Poor old Christopher Hill—I understand that, after a lifetime of trying to keep ahead of the latest radical undergraduate fashion, he has now sunk exhausted by the wayside and is regarded by undergraduate historians as vieux jeu. In the 1930s he was (in a discreet, semi-sophisticated way) a Stalinist—not all that discreet and only very superficially sophisticated: he published a book, Lenin and the Russian Revolution, in which Trotsky is not mentioned.4 In about 1951–2 I remember the visit to Oxford of Academician E. A. Kosminsky, who, by a scholarly dissection of the Pipe Roll of 1292 (I think) established the entire class structure of medieval England as a Marxist paradigm.5 When there was a reception for the History Faculty to meet the great man (at Balliol of course), he was flanked by Christopher and Max Rothmann (do I recall the name aright?6 A bone-headed Stalinist bigot) to protect him from any profane contacts. In 1956, in the Khrushchev era, Christopher moved to keep up with the anti-Stalinist young and quarrelled with Rothmann, who denounced him as a wankender Intellektueller1 (I only saw the record of the C.P. meeting in German). Then, in 1962, he jumped on the sociology bandwagon (see Intellectual Origins of the Puritan Revolution 175–6). In 1968, when Marcuse overtook Marx, he made a further great leap forward: he dyed his hair black, advertised that he was still young by feats of physical agility, and found historical progress the property no longer of austere, disciplined puritans but of antinomian Ranters. The climax of this phase seems to me to be his Milton: a monument of perverse industry, in which the Muggletonian Milton (like a radical Balliol undergraduate in the King’s Arms) haunts taverns, swapping radical thoughts with plebeian revolutionaries who take tobacco ‘as a means of heightening consciousness, akin to drug-taking in our own society’.

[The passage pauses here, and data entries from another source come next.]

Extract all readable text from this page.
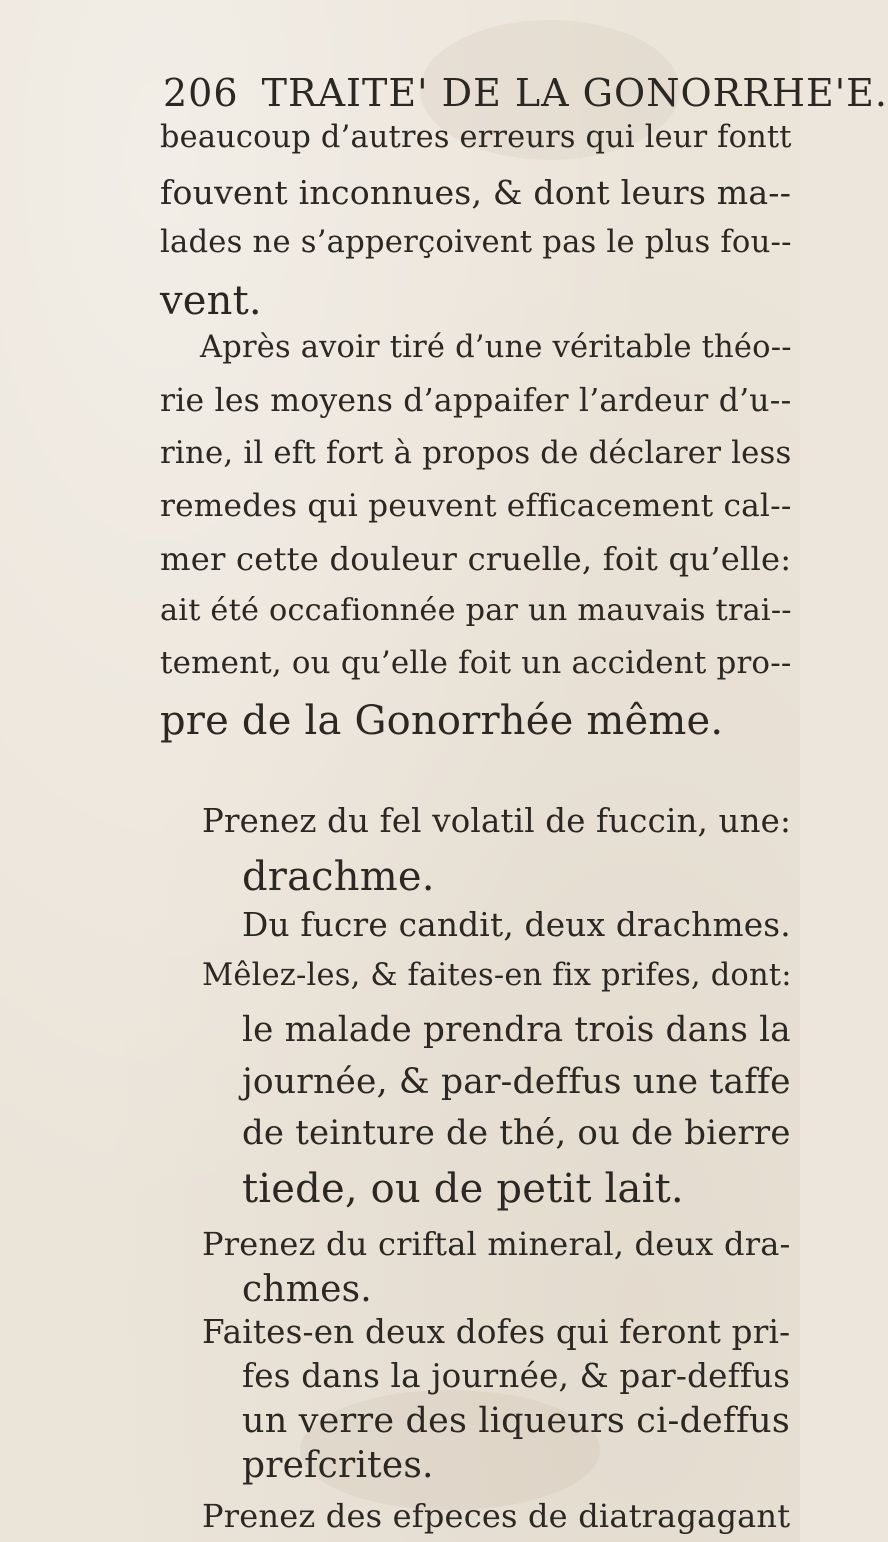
206 TRAITE' DE LA GONORRHE'E.
beaucoup d’autres erreurs qui leur fontt
fouvent inconnues, & dont leurs ma--
lades ne s’apperçoivent pas le plus fou--
vent.
Après avoir tiré d’une véritable théo--
rie les moyens d’appaifer l’ardeur d’u--
rine, il eft fort à propos de déclarer less
remedes qui peuvent efficacement cal--
mer cette douleur cruelle, foit qu’elle:
ait été occafionnée par un mauvais trai--
tement, ou qu’elle foit un accident pro--
pre de la Gonorrhée même.
Prenez du fel volatil de fuccin, une:
drachme.
Du fucre candit, deux drachmes.
Mêlez-les, & faites-en fix prifes, dont:
le malade prendra trois dans la
journée, & par-deffus une taffe
de teinture de thé, ou de bierre
tiede, ou de petit lait.
Prenez du criftal mineral, deux dra-
chmes.
Faites-en deux dofes qui feront pri-
fes dans la journée, & par-deffus
un verre des liqueurs ci-deffus
prefcrites.
Prenez des efpeces de diatragagant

Beyond this point it is difficult to see where one can go, and the poor old thing now seems to have given up. I met him a few weeks ago at a posh luncheon at the Dorchester to celebrate the 75th birthday of Veronica Wedgwood (whom he had tried to blackball for the British Academy; but this inter nos, as Aubrey would say). He has ceased to dye his hair. No doubt he lives very comfortably on the royalties of his Marxist books, still required reading in the Open University.

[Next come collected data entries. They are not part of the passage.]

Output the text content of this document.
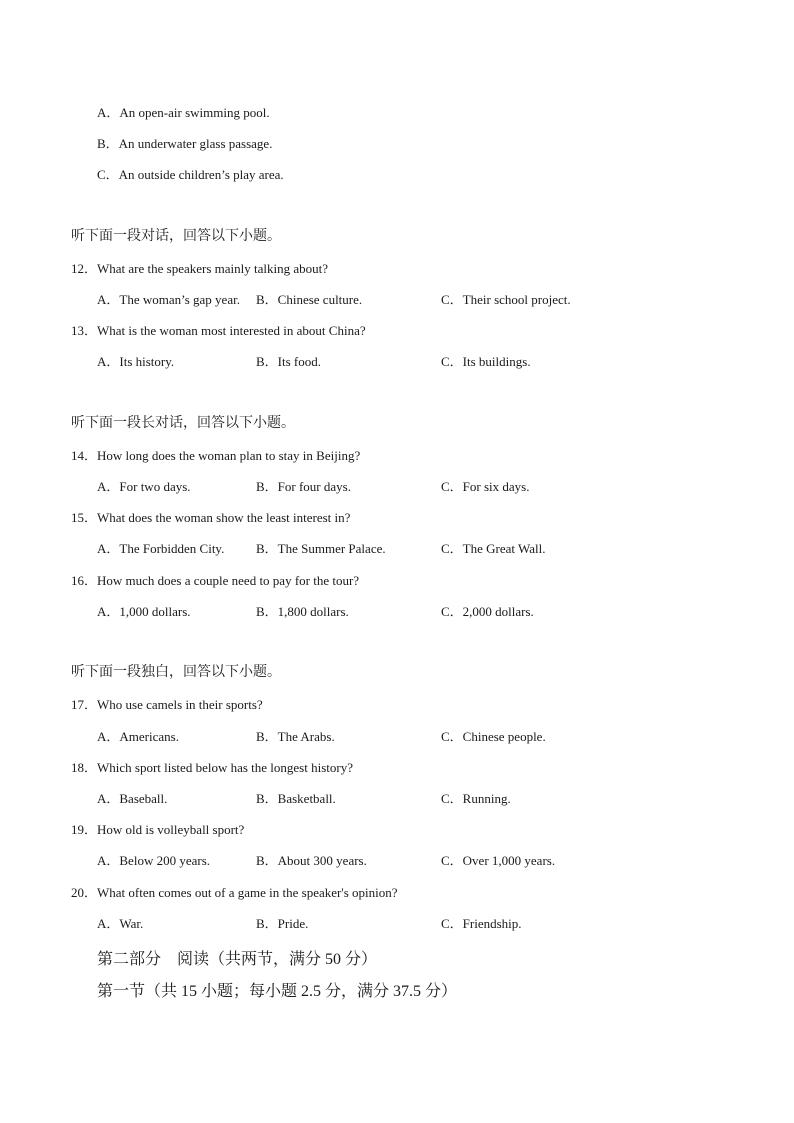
A．An open-air swimming pool.
B．An underwater glass passage.
C．An outside children’s play area.
听下面一段对话，回答以下小题。
12．What are the speakers mainly talking about?
A．The woman’s gap year. B．Chinese culture.	C．Their school project.
13．What is the woman most interested in about China?
A．Its history.	B．Its food.	C．Its buildings.
听下面一段长对话，回答以下小题。
14．How long does the woman plan to stay in Beijing?
A．For two days.	B．For four days.	C．For six days.
15．What does the woman show the least interest in?
A．The Forbidden City. B．The Summer Palace.	C．The Great Wall.
16．How much does a couple need to pay for the tour?
A．1,000 dollars.	B．1,800 dollars.	C．2,000 dollars.
听下面一段独白，回答以下小题。
17．Who use camels in their sports?
A．Americans.	B．The Arabs.	C．Chinese people.
18．Which sport listed below has the longest history?
A．Baseball.	B．Basketball.	C．Running.
19．How old is volleyball sport?
A．Below 200 years.	B．About 300 years.	C．Over 1,000 years.
20．What often comes out of a game in the speaker's opinion?
A．War.	B．Pride.	C．Friendship.
第二部分　阅读（共两节，满分 50 分）
第一节（共 15 小题；每小题 2.5 分，满分 37.5 分）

However, I have always found him very genial, and he has a sense of humour, and I can’t help liking the old wretch. Recently we found ourselves in unexpected alliance across a wider gulf than separates you from me: against the Cambridge neo-tories. So you can see how useful a central whig position can be! Not that I am entirely against the new toryism. My whiggism is very relative. I regard crude whiggism as being the logical forerunner of crude Marxism: the idea that ‘progress’ is the possession of a particular political party.
I hope you will call on me if you come to Cambridge. I shall return there at the beginning of next term, 5th October—perhaps before.
yours sincerely
Hugh Dacre
PS. (sotto voce) May I, very tentatively, as the self-constituted guardian of the purity of our language, beg you not to use that dreadful word (if it can qualify as such) ‘tutee’ (pp. 133, 420, &—I fear—elsewhere).